There are 73,000,000+ American members currently on the Internet
network, and the average car takes about 30 to 50 dollars to fill up.

“Member”, eh? Gee, didn’t know I was part of a club. The various research data I was able to google indicated that roughly 40% of these members are children or young adults below the legal driving age. That leaves us with 43 million “members” in a position to fill ‘er up. But, how is it the average cost to fill up a tank of gas is between 30 to 50 dollars? An average would be one number because, well, it’s an average and not a range. So, using the members of the Internet of driving age figure and the average of $30 and $50 ($40) we get a total potential hit to the oil companies of $1,720,000,000. What’s more, the assumption is that this is pure profit for the oil company. There are taxes and costs incurred between the pump in the field and the pump at the gas station – R&D, labor, refining, transportation, etc. All those intervening steps are jobs for regular people with families, needs and dreams.

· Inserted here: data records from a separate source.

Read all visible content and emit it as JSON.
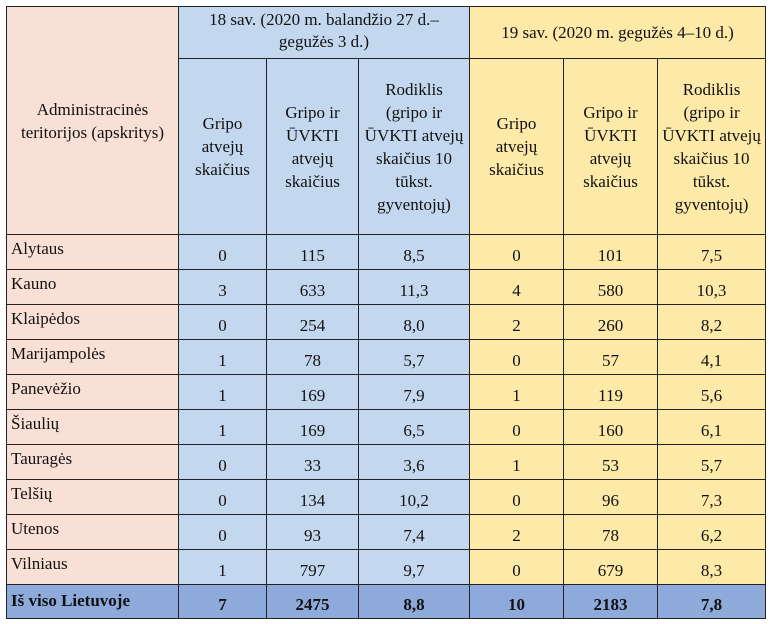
{
  "table": {
    "region_header": "Administracinės teritorijos (apskritys)",
    "week18": {
      "title": "18 sav. (2020 m. balandžio 27 d.– gegužės 3 d.)",
      "col_flu": "Gripo atvejų skaičius",
      "col_flu_ari": "Gripo ir ŪVKTI atvejų skaičius",
      "col_rate": "Rodiklis (gripo ir ŪVKTI atvejų skaičius 10 tūkst. gyventojų)"
    },
    "week19": {
      "title": "19 sav. (2020 m. gegužės 4–10 d.)",
      "col_flu": "Gripo atvejų skaičius",
      "col_flu_ari": "Gripo ir ŪVKTI atvejų skaičius",
      "col_rate": "Rodiklis (gripo ir ŪVKTI atvejų skaičius 10 tūkst. gyventojų)"
    },
    "rows": [
      {
        "region": "Alytaus",
        "w18_flu": "0",
        "w18_total": "115",
        "w18_rate": "8,5",
        "w19_flu": "0",
        "w19_total": "101",
        "w19_rate": "7,5"
      },
      {
        "region": "Kauno",
        "w18_flu": "3",
        "w18_total": "633",
        "w18_rate": "11,3",
        "w19_flu": "4",
        "w19_total": "580",
        "w19_rate": "10,3"
      },
      {
        "region": "Klaipėdos",
        "w18_flu": "0",
        "w18_total": "254",
        "w18_rate": "8,0",
        "w19_flu": "2",
        "w19_total": "260",
        "w19_rate": "8,2"
      },
      {
        "region": "Marijampolės",
        "w18_flu": "1",
        "w18_total": "78",
        "w18_rate": "5,7",
        "w19_flu": "0",
        "w19_total": "57",
        "w19_rate": "4,1"
      },
      {
        "region": "Panevėžio",
        "w18_flu": "1",
        "w18_total": "169",
        "w18_rate": "7,9",
        "w19_flu": "1",
        "w19_total": "119",
        "w19_rate": "5,6"
      },
      {
        "region": "Šiaulių",
        "w18_flu": "1",
        "w18_total": "169",
        "w18_rate": "6,5",
        "w19_flu": "0",
        "w19_total": "160",
        "w19_rate": "6,1"
      },
      {
        "region": "Tauragės",
        "w18_flu": "0",
        "w18_total": "33",
        "w18_rate": "3,6",
        "w19_flu": "1",
        "w19_total": "53",
        "w19_rate": "5,7"
      },
      {
        "region": "Telšių",
        "w18_flu": "0",
        "w18_total": "134",
        "w18_rate": "10,2",
        "w19_flu": "0",
        "w19_total": "96",
        "w19_rate": "7,3"
      },
      {
        "region": "Utenos",
        "w18_flu": "0",
        "w18_total": "93",
        "w18_rate": "7,4",
        "w19_flu": "2",
        "w19_total": "78",
        "w19_rate": "6,2"
      },
      {
        "region": "Vilniaus",
        "w18_flu": "1",
        "w18_total": "797",
        "w18_rate": "9,7",
        "w19_flu": "0",
        "w19_total": "679",
        "w19_rate": "8,3"
      }
    ],
    "total": {
      "region": "Iš viso Lietuvoje",
      "w18_flu": "7",
      "w18_total": "2475",
      "w18_rate": "8,8",
      "w19_flu": "10",
      "w19_total": "2183",
      "w19_rate": "7,8"
    }
  },
  "colors": {
    "region_bg": "#f9e0d6",
    "week18_bg": "#c3d8ee",
    "week19_bg": "#fde9a8",
    "total_bg": "#8eaadb"
  }
}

And we all benefit from the taxes.

If all users did not go to the pump on the 15Th, it would take
$2,292,000,000.00 (that’s almost 3 BILLION) out of the oil companies
pockets for just one day, so please do not go to the gas station on May
15Th and lets try to put a dent in the Middle Eastern oil industry for
at least one day.

$2.3 billion is almost $3 billion like Danny DeVito is almost 6 feet tall. Anyway, the potential dent is $1.7 billion assuming 100% pure profit and 100% participation by all those driving Internet members. It’s a lucky election day if 50% from such a large pool of potential “customers” can be troubled to vote. The likelihood of 43 million people remembering to not do something is, in my opinion, negligible. And it is highly unlikely they will forego filling up their gas tanks ever again. They will simply fill up on May 16th. Presto! Zappo! the $1.7 billion is right back in the dreaded oil company’s pocket. Somehow, I don’t think the oil companies will mind, much less notice, they waited a day for the $1.7 billion.

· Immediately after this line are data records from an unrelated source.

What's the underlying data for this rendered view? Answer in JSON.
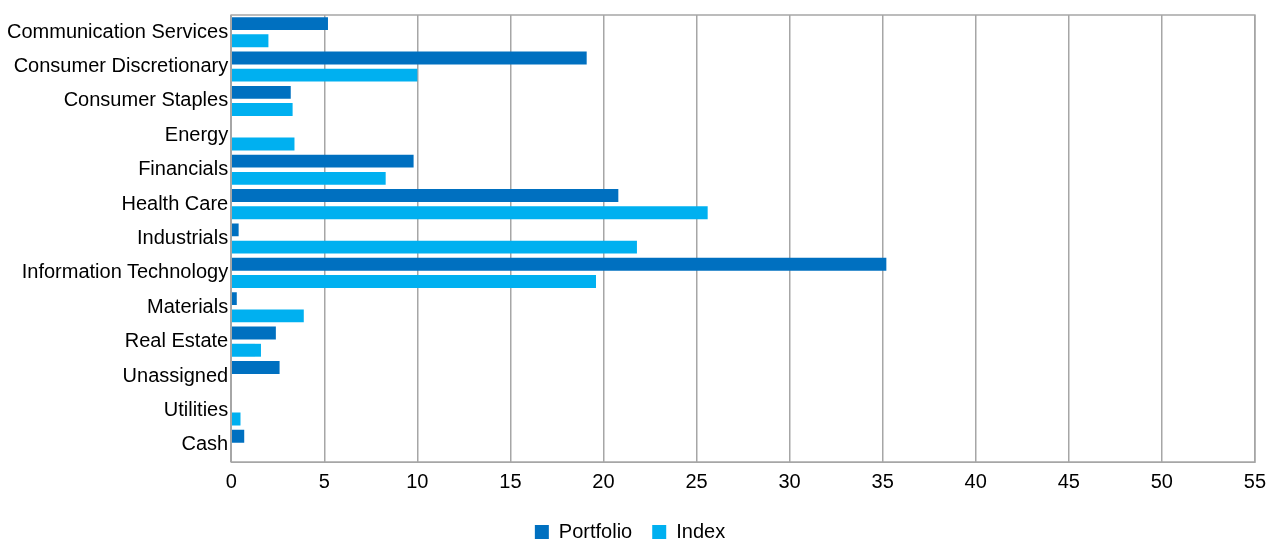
{
  "chart_data": {
    "type": "bar",
    "orientation": "horizontal",
    "categories": [
      "Communication Services",
      "Consumer Discretionary",
      "Consumer Staples",
      "Energy",
      "Financials",
      "Health Care",
      "Industrials",
      "Information Technology",
      "Materials",
      "Real Estate",
      "Unassigned",
      "Utilities",
      "Cash"
    ],
    "series": [
      {
        "name": "Portfolio",
        "color": "#0070c0",
        "values": [
          5.2,
          19.1,
          3.2,
          null,
          9.8,
          20.8,
          0.4,
          35.2,
          0.3,
          2.4,
          2.6,
          null,
          0.7
        ]
      },
      {
        "name": "Index",
        "color": "#00b0f0",
        "values": [
          2.0,
          10.0,
          3.3,
          3.4,
          8.3,
          25.6,
          21.8,
          19.6,
          3.9,
          1.6,
          null,
          0.5,
          null
        ]
      }
    ],
    "xlim": [
      0,
      55
    ],
    "xticks": [
      0,
      5,
      10,
      15,
      20,
      25,
      30,
      35,
      40,
      45,
      50,
      55
    ],
    "grid": "x",
    "legend": "bottom"
  }
}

If you really care to put a dent in the ol’ evil doing oil company’s revenues, you’ll need more of an effort. And that effort is likely to inconvenience you or otherwise crimp your lifestyle. For example, don’t drive on May 15th but still go to work and run a few errands. It will mean walking, using public transportation, car pooling or riding one of these (highly recommended!) But hey, don’t stop there. Start swapping out those regular incandescent light bulbs for compact fluorescent light (CFL) bulbs. And while you’re at it, join the team and track the dent you’re making in the lower left panel of this blog.

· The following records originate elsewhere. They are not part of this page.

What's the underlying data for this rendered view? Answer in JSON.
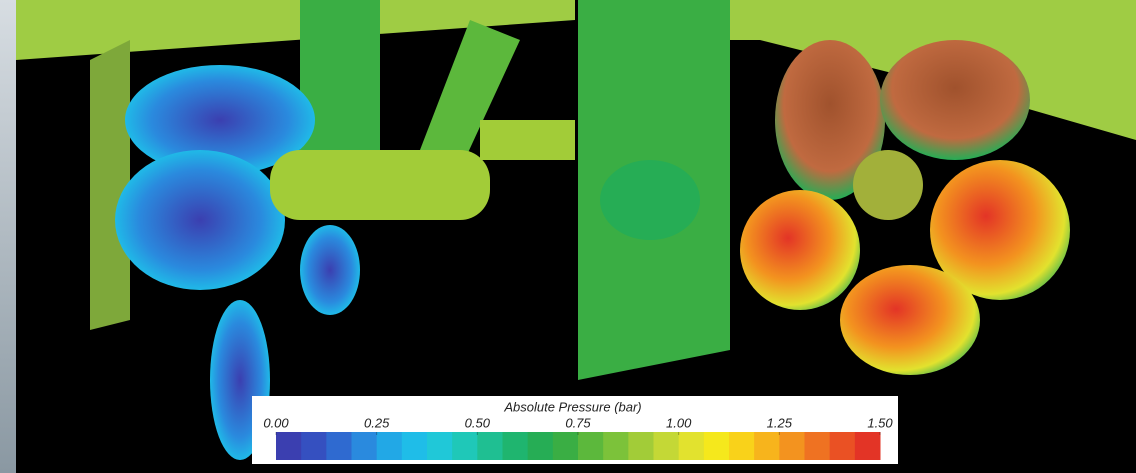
{
  "colorbar": {
    "title": "Absolute Pressure (bar)",
    "range": [
      0,
      1.5
    ],
    "ticks": [
      {
        "value": 0,
        "label": "0.00"
      },
      {
        "value": 0.25,
        "label": "0.25"
      },
      {
        "value": 0.5,
        "label": "0.50"
      },
      {
        "value": 0.75,
        "label": "0.75"
      },
      {
        "value": 1,
        "label": "1.00"
      },
      {
        "value": 1.25,
        "label": "1.25"
      },
      {
        "value": 1.5,
        "label": "1.50"
      }
    ],
    "colors": [
      "#3b3fb0",
      "#3550c0",
      "#2f6ad0",
      "#2a8ade",
      "#22a8e6",
      "#1fbde8",
      "#20c8d8",
      "#1fc8b8",
      "#1fbf92",
      "#1fb56f",
      "#26ad55",
      "#3aae44",
      "#5cb83c",
      "#7cc23a",
      "#a2cc38",
      "#c4d836",
      "#e2e22e",
      "#f5e81c",
      "#f9d21a",
      "#f7b41c",
      "#f3931f",
      "#ef7222",
      "#ea5124",
      "#e33426"
    ]
  }
}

I fill up my truck about once every two weeks. So I might accidentally participate in this protest if I happen to not gas up the truck on May 15th. But if I don’t participate, know that I protested for the 7 days before and will likely protest for the 7 days after May 15th. The rest of you slackers will have protested on one day whereas I will have protested on 14 days! Ha! Me feel green.

[Edit History]

2007.05.02

Added some thoughts on how to make a difference that really is a difference.

2007.05.17

Here are some numbers via George Will:

While oil companies make about 13 cents on a gallon of gasoline, the federal government makes 18.4 cents (the federal tax) and California’s various governments make 40.2 cents (the nation’s third-highest gasoline tax). [Speaker Nancy] Pelosi’s San Francisco collects a local sales tax of 8.5 percent — higher than the state’s average for local sales taxes.

There you have it. The biggest gouger at the pump? Government.